By Leocadia Bongben
(Article first published on Zenger.com but nologer on the site)
DOUALA, Cameroon — The vast amounts of plastic waste clogging up Cameroon’s rivers and polluting its pristine sandy beaches had long bothered Ismael Essome, 30, a young graduate from the Institute of Fisheries and Aquatic Sciences at the University of Douala.
Essome, who hails from a fishing family in Cameroon’s town of Yabassi in the Littoral Region, decided to take matters into his own hands in 2011.
He decided to collect plastic bottles manually, stitch them into boats, and donate them to fishermen in the area.
“I collected plastic bottles during cleanup exercises in fields, beaches of Kribi, and rivers in Douala and Yaoundé,” he told Zenger News.
“The cleanup was organized once every month. I drummed up support on social networks by inviting young people to participate as volunteers, and we later hired some of them.”.
About 35 youths joined in the effort.
The United Nations Environment Programme estimates that 300 million tons of plastic waste are produced yearly, of which 8 million tons end up in the ocean.
Greenpeace says that plastic pollution remains a severe problem across Africa, devastating communities’ health, the environment, and the ecosystem that millions depend on for livelihood.
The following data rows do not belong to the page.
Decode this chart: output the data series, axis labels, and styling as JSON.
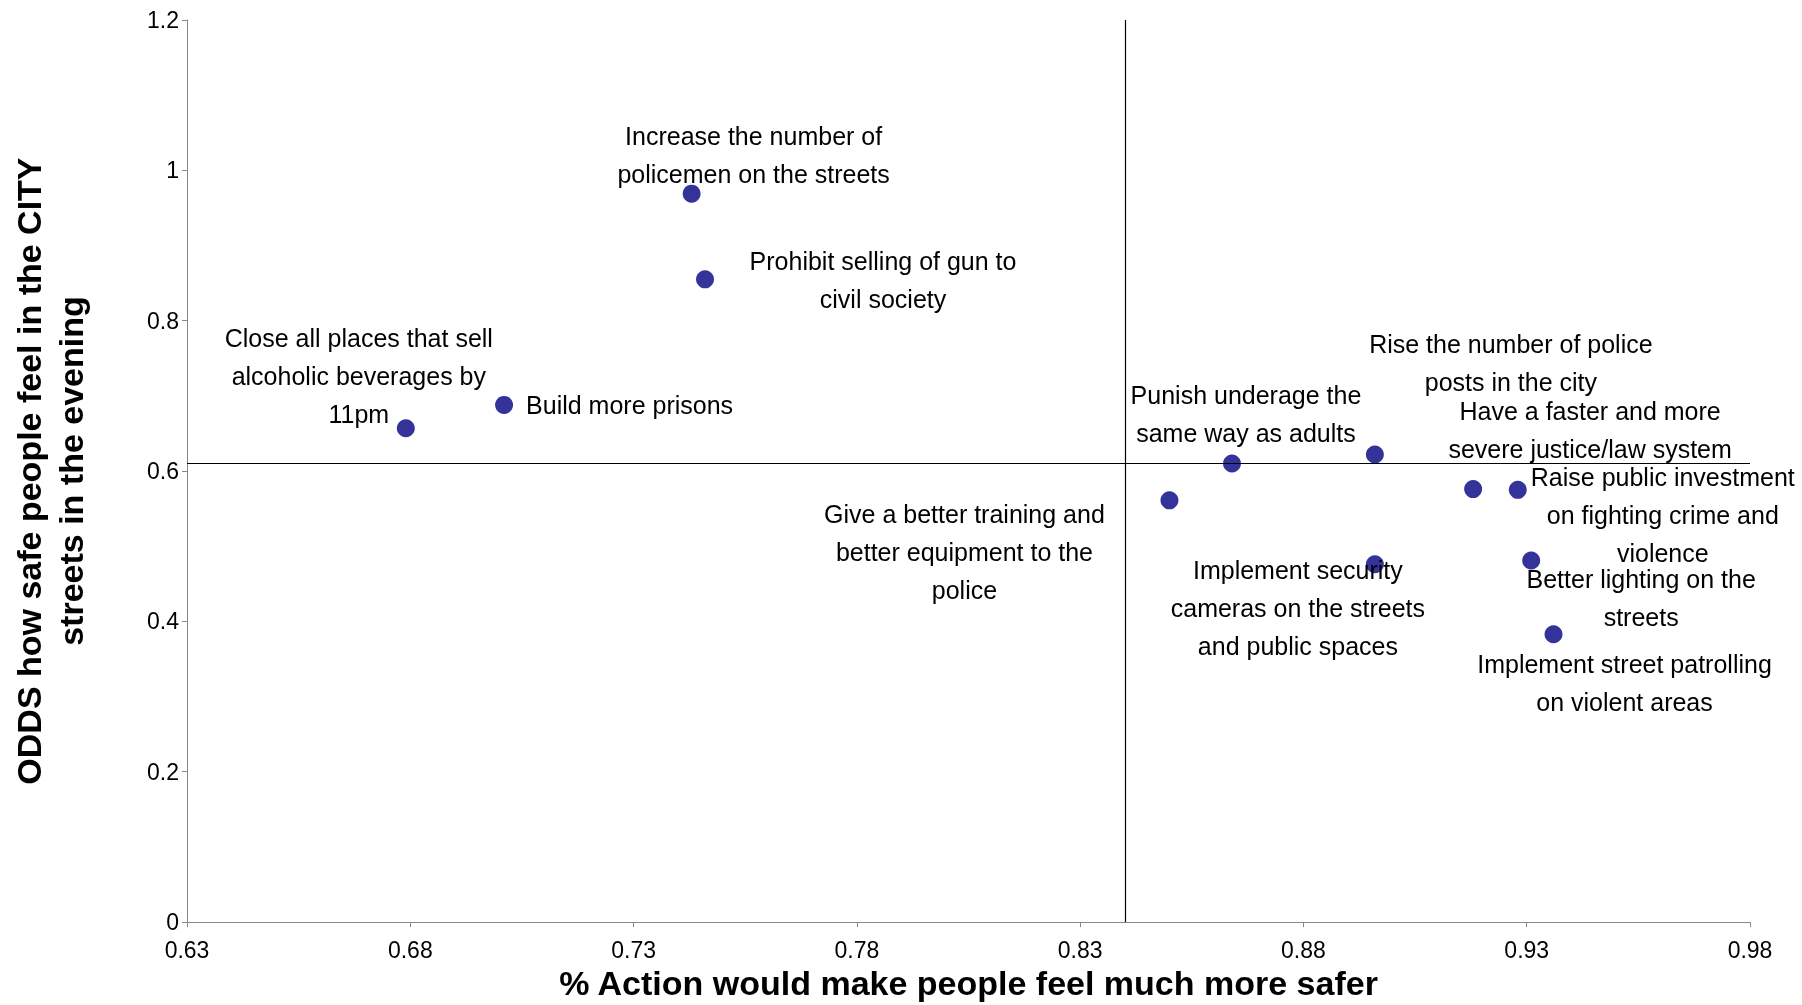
{
  "chart_data": {
    "type": "scatter",
    "xlabel": "% Action would make people feel much more safer",
    "ylabel": "ODDS how safe people feel in the CITY\nstreets in the evening",
    "x": [
      0.679,
      0.701,
      0.743,
      0.746,
      0.85,
      0.864,
      0.896,
      0.896,
      0.918,
      0.928,
      0.931,
      0.936
    ],
    "series": [
      {
        "color": "#000080",
        "values": [
          0.657,
          0.688,
          0.969,
          0.855,
          0.561,
          0.61,
          0.622,
          0.476,
          0.576,
          0.575,
          0.481,
          0.383
        ]
      }
    ],
    "xlim": [
      0.63,
      0.98
    ],
    "xticks": [
      0.63,
      0.68,
      0.73,
      0.78,
      0.83,
      0.88,
      0.93,
      0.98
    ],
    "ylim": [
      0,
      1.2
    ],
    "yticks": [
      0,
      0.2,
      0.4,
      0.6,
      0.8,
      1,
      1.2
    ],
    "grid": false,
    "marker": "circle",
    "ref_lines": [
      {
        "axis": "x",
        "value": 0.84,
        "color": "#000000"
      },
      {
        "axis": "y",
        "value": 0.612,
        "color": "#000000"
      }
    ],
    "annotations": [
      {
        "text": "Close all places that sell\nalcoholic beverages by\n11pm",
        "x": 0.679,
        "y": 0.657
      },
      {
        "text": "Build more prisons",
        "x": 0.701,
        "y": 0.688
      },
      {
        "text": "Increase the number of\npolicemen on the streets",
        "x": 0.743,
        "y": 0.969
      },
      {
        "text": "Prohibit selling of gun to\ncivil society",
        "x": 0.746,
        "y": 0.855
      },
      {
        "text": "Give a better training and\nbetter equipment to the\npolice",
        "x": 0.85,
        "y": 0.561
      },
      {
        "text": "Punish underage the\nsame way as adults",
        "x": 0.864,
        "y": 0.61
      },
      {
        "text": "Rise the number of police\nposts in the city",
        "x": 0.896,
        "y": 0.622
      },
      {
        "text": "Implement security\ncameras on the streets\nand public spaces",
        "x": 0.896,
        "y": 0.476
      },
      {
        "text": "Have a faster and more\nsevere justice/law system",
        "x": 0.918,
        "y": 0.576
      },
      {
        "text": "Raise public investment\non fighting crime and\nviolence",
        "x": 0.928,
        "y": 0.575
      },
      {
        "text": "Better lighting on the\nstreets",
        "x": 0.931,
        "y": 0.481
      },
      {
        "text": "Implement street patrolling\non violent areas",
        "x": 0.936,
        "y": 0.383
      }
    ]
  }
}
It is difficult to estimate the amount of plastic waste Cameroon produces annually.
“The reason for this is that some industries do not declare the plastics they produce,” Mboh Hyacinth, director of standards and control at the Ministry of Environment, Nature Protection, and Sustainable Development.
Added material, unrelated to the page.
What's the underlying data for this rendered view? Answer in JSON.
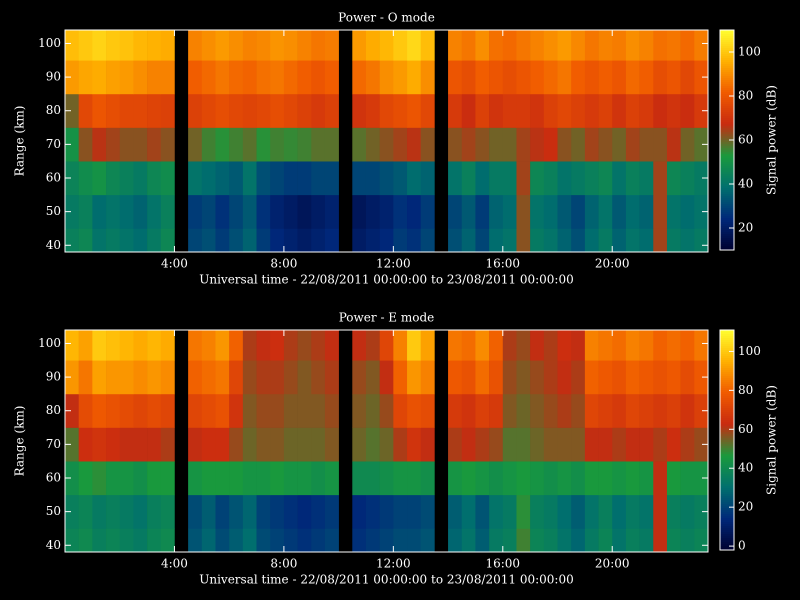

“Additionally, our porous borders make it easy for polythenes and products packaged in plastics to be smuggled into the country. Therefore, it’s hard to get accurate statistics on this.”
Nonetheless, Cameroon’s rivers are flooded with plastic bottles, which clog drainage and cause flooding whenever it rains in the country’s big cities, especially Douala, on the Atlantic coast.
However, Essome, the chief executive officer of Madiba & Nature, has made it his life’s mission to rid Cameroon of the plastic bottle menace.
He recently upgraded from physically collecting the trash himself to an app he launched in February 2021 that makes the task much easier and financially rewarding.
Five tons of plastic are collected through the app every month, Essome said, preventing it from getting into gutters and streams.
This is how it works: the user downloads the app from a smartphone’s Play Store and orders an eco-bin from his company. Then one fills out a form indicating the town and the area they live in, the estimated amount of plastic bottles, and a phone number.
“When the eco-bin is full, the user sends a message through the app, and our organization comes to collect the plastic. This helps the user to generate money from it. When the eco-bin is full, it weighs about 10 kilograms [0.011 tons]. We pay the equivalent of one US dollar for this amount of plastic trash,” Essome said.
“It’s an incentive to encourage people to use the eco-bins and avoid throwing the plastics in nature. Schools, companies, restaurants, and schools have also ordered bins to store their waste.”
The app equally provides environmental education lessons, an anti-pollution sensitization platform, and a window to buy eco-materials such as boats and bins.
But even with the help of the app, only a small quantity of plastic is collected. Essome and his workers go to streams, from where they collect about 20 tons of plastic trash monthly.
Back in a rudimentary factory he has set up, plastics are sorted and then recycled into eco-boats, 55 of which have been donated to fishermen in the seaside town of Kribi, as per Essome.
Furniture constructed using plastic is taken to an eco-park to be built in the seaside town of Kribi. The rest of the plastic is stocked in bales to be crushed to produce more eco-boats.
“My biggest challenge is securing about $50,000 to buy a machine that can crush and melt the plastic,” Essome said.
Hyacinth said that household waste, comprising mainly of plastics used every day, is the responsibility of Cameroon municipal councils.
“Cameroonians have the attitude of dumping refuse anywhere. No matter the type of law, it is difficult to free the environment of plastic with this kind of mentality.”
Environment expert Marc Ansleme Kamga of the Center for Environment and Development suggested that the government should make recycling more profitable and train young people in this area.
“Government should encourage young people to venture into recycling, which must cease to be seen as a degrading activity but rather a professional income-generating project,” Kamga told Zenger News.